When we let her loose on the beach, she ran. She loved it. She barked at the ocean as if she could make it quiet. She chased the seagulls into flight. She weaved herself into the waves and jumped and licked, her brown eyes fervently bright, her tail a metronome on caffeine.

For fourteen years we lived those summers over and over and then age took over and disease and neither of our wills could persevere.

The last visit she sat on the sand and looked out at the ocean. I think she would have loved to ride the waves again, bark at the roar. She was over sixteen, battling kidney failure and neurological deficits.

sascha at beach

There are many things in life that are hard, I mean, really hard. It’s making true life and death decisions. Creating a will. Burying your parents. Letting go of institutions that have kept you grounded. Recognizing you must let go of dreams of children or such things that others take for granted. Losing the dog that you held as a puppy and house trained and obedience trained and who obedience trained you and taught you how to love with a completely open heart. Yes, she was your surrogate daughter, all fifty some pounds that you nearly lost a decade earlier to some parasite. She who was there to jostle your elbow with her cold nose to remind you time and time again that you were never alone, that she was there. She who barked at you, razzed you because, just because, you did something that she didn’t think was quite so. So much love you had for her. I had for her. My shadow, Cha.

I wish I believed in heaven and rainbow bridge and that someday I would see my girl’s face, her joyful eyes and her lamb-like skip. I have a video, which I watch, and which reminds me that she, the life force to contend with all life forces, has somehow passed beyond me and I am left with hope and longing.

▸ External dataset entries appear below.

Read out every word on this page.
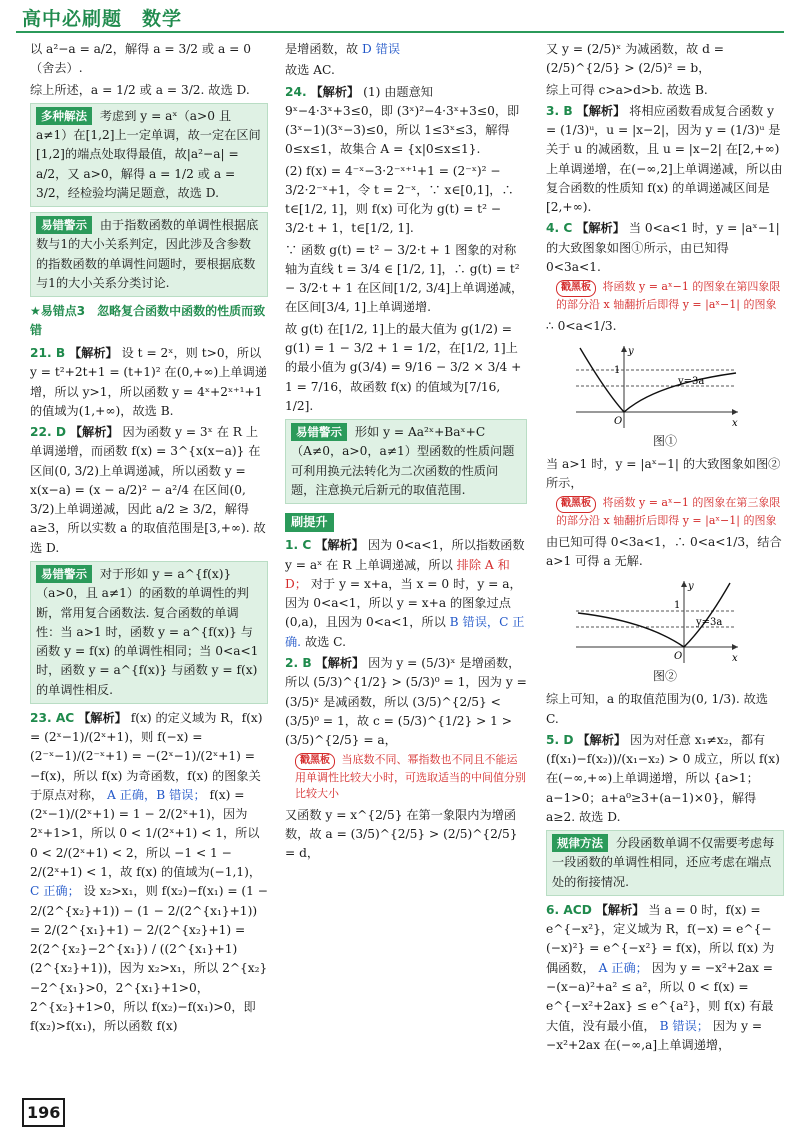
高中必刷题　数学

以 a²−a = a/2，解得 a = 3/2 或 a = 0（舍去）.

综上所述，a = 1/2 或 a = 3/2. 故选 D.

多种解法 考虑到 y = aˣ（a>0 且 a≠1）在[1,2]上一定单调，故一定在区间[1,2]的端点处取得最值，故|a²−a| = a/2，又 a>0，解得 a = 1/2 或 a = 3/2，经检验均满足题意，故选 D.
易错警示 由于指数函数的单调性根据底数与1的大小关系判定，因此涉及含参数的指数函数的单调性问题时，要根据底数与1的大小关系分类讨论.
★易错点3　忽略复合函数中函数的性质而致错

21. B 【解析】 设 t = 2ˣ，则 t>0，所以 y = t²+2t+1 = (t+1)² 在(0,+∞)上单调递增，所以 y>1，所以函数 y = 4ˣ+2ˣ⁺¹+1 的值域为(1,+∞)，故选 B.

22. D 【解析】 因为函数 y = 3ˣ 在 R 上单调递增，而函数 f(x) = 3^{x(x−a)} 在区间(0, 3/2)上单调递减，所以函数 y = x(x−a) = (x − a/2)² − a²/4 在区间(0, 3/2)上单调递减，因此 a/2 ≥ 3/2，解得 a≥3，所以实数 a 的取值范围是[3,+∞). 故选 D.

易错警示 对于形如 y = a^{f(x)}（a>0，且 a≠1）的函数的单调性的判断，常用复合函数法. 复合函数的单调性：当 a>1 时，函数 y = a^{f(x)} 与函数 y = f(x) 的单调性相同；当 0<a<1 时，函数 y = a^{f(x)} 与函数 y = f(x) 的单调性相反.

23. AC 【解析】 f(x) 的定义域为 R，f(x) = (2ˣ−1)/(2ˣ+1)，则 f(−x) = (2⁻ˣ−1)/(2⁻ˣ+1) = −(2ˣ−1)/(2ˣ+1) = −f(x)，所以 f(x) 为奇函数，f(x) 的图象关于原点对称， A 正确，B 错误； f(x) = (2ˣ−1)/(2ˣ+1) = 1 − 2/(2ˣ+1)，因为 2ˣ+1>1，所以 0 < 1/(2ˣ+1) < 1，所以 0 < 2/(2ˣ+1) < 2，所以 −1 < 1 − 2/(2ˣ+1) < 1，故 f(x) 的值域为(−1,1)， C 正确； 设 x₂>x₁，则 f(x₂)−f(x₁) = (1 − 2/(2^{x₂}+1)) − (1 − 2/(2^{x₁}+1)) = 2/(2^{x₁}+1) − 2/(2^{x₂}+1) = 2(2^{x₂}−2^{x₁}) / ((2^{x₁}+1)(2^{x₂}+1))，因为 x₂>x₁，所以 2^{x₂}−2^{x₁}>0，2^{x₁}+1>0，2^{x₂}+1>0，所以 f(x₂)−f(x₁)>0，即 f(x₂)>f(x₁)，所以函数 f(x)

是增函数，故 D 错误

故选 AC.

24. 【解析】 (1) 由题意知 9ˣ−4·3ˣ+3≤0，即 (3ˣ)²−4·3ˣ+3≤0，即 (3ˣ−1)(3ˣ−3)≤0，所以 1≤3ˣ≤3，解得 0≤x≤1，故集合 A = {x|0≤x≤1}.

(2) f(x) = 4⁻ˣ−3·2⁻ˣ⁺¹+1 = (2⁻ˣ)² − 3/2·2⁻ˣ+1，令 t = 2⁻ˣ，∵ x∈[0,1]，∴ t∈[1/2, 1]，则 f(x) 可化为 g(t) = t² − 3/2·t + 1，t∈[1/2, 1].

∵ 函数 g(t) = t² − 3/2·t + 1 图象的对称轴为直线 t = 3/4 ∈ [1/2, 1]，∴ g(t) = t² − 3/2·t + 1 在区间[1/2, 3/4]上单调递减，在区间[3/4, 1]上单调递增.

故 g(t) 在[1/2, 1]上的最大值为 g(1/2) = g(1) = 1 − 3/2 + 1 = 1/2，在[1/2, 1]上的最小值为 g(3/4) = 9/16 − 3/2 × 3/4 + 1 = 7/16，故函数 f(x) 的值域为[7/16, 1/2].

易错警示 形如 y = Aa²ˣ+Baˣ+C（A≠0，a>0，a≠1）型函数的性质问题可利用换元法转化为二次函数的性质问题，注意换元后新元的取值范围.
刷提升

1. C 【解析】 因为 0<a<1，所以指数函数 y = aˣ 在 R 上单调递减，所以 排除 A 和 D； 对于 y = x+a，当 x = 0 时，y = a，因为 0<a<1，所以 y = x+a 的图象过点(0,a)，且因为 0<a<1，所以 B 错误，C 正确. 故选 C.

2. B 【解析】 因为 y = (5/3)ˣ 是增函数，所以 (5/3)^{1/2} > (5/3)⁰ = 1，因为 y = (3/5)ˣ 是减函数，所以 (3/5)^{2/5} < (3/5)⁰ = 1，故 c = (5/3)^{1/2} > 1 > (3/5)^{2/5} = a，

戳黑板 当底数不同、幂指数也不同且不能运用单调性比较大小时，可选取适当的中间值分别比较大小

又函数 y = x^{2/5} 在第一象限内为增函数，故 a = (3/5)^{2/5} > (2/5)^{2/5} = d，

又 y = (2/5)ˣ 为减函数，故 d = (2/5)^{2/5} > (2/5)² = b，

综上可得 c>a>d>b. 故选 B.

3. B 【解析】 将相应函数看成复合函数 y = (1/3)ᵘ，u = |x−2|，因为 y = (1/3)ᵘ 是关于 u 的减函数，且 u = |x−2| 在[2,+∞)上单调递增，在(−∞,2]上单调递减，所以由复合函数的性质知 f(x) 的单调递减区间是[2,+∞).

4. C 【解析】 当 0<a<1 时，y = |aˣ−1| 的大致图象如图①所示，由已知得 0<3a<1.

戳黑板 将函数 y = aˣ−1 的图象在第四象限的部分沿 x 轴翻折后即得 y = |aˣ−1| 的图象

∴ 0<a<1/3.

y
x
O
1
y=3a
图①

当 a>1 时，y = |aˣ−1| 的大致图象如图②所示，

戳黑板 将函数 y = aˣ−1 的图象在第三象限的部分沿 x 轴翻折后即得 y = |aˣ−1| 的图象

由已知可得 0<3a<1，∴ 0<a<1/3，结合 a>1 可得 a 无解.

y
x
O
1
y=3a
图②

综上可知，a 的取值范围为(0, 1/3). 故选 C.

5. D 【解析】 因为对任意 x₁≠x₂，都有 (f(x₁)−f(x₂))/(x₁−x₂) > 0 成立，所以 f(x) 在(−∞,+∞)上单调递增，所以 {a>1；a−1>0；a+a⁰≥3+(a−1)×0}，解得 a≥2. 故选 D.

规律方法 分段函数单调不仅需要考虑每一段函数的单调性相同，还应考虑在端点处的衔接情况.

6. ACD 【解析】 当 a = 0 时，f(x) = e^{−x²}，定义域为 R，f(−x) = e^{−(−x)²} = e^{−x²} = f(x)，所以 f(x) 为偶函数， A 正确； 因为 y = −x²+2ax = −(x−a)²+a² ≤ a²，所以 0 < f(x) = e^{−x²+2ax} ≤ e^{a²}，则 f(x) 有最大值，没有最小值， B 错误； 因为 y = −x²+2ax 在(−∞,a]上单调递增，

196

On our last drive to Sandbridge, she couldn’t quite get comfortable, although the vet assured me that this disease left her in no pain. It had been her way to snuggle herself between the driver’s and passenger’s seats and lie down, but she could no longer manipulate her body. Her wails were like her puppy wails and we had come full-circle, but this time there would be no running on the beach. We were visiting for the last time and we all knew it.

sascha last

I have no profound thoughts to end this. I had a beautiful shadow, an English Shepherd who taught me much about living and loving and being loved, who was a boss in a dog suit, who I gave my heart to, and who I cry for on rainy days and sunny days and who will stay with me even when I am old and gray and can no longer cavort in the ocean but must sit in the sand as she once did and maybe in some realm she will be there with me and we will watch the breaking waves turn white and undulate and I will feel the warmth and think it is the sun, but it will be her shaggy-coated self leaning into me.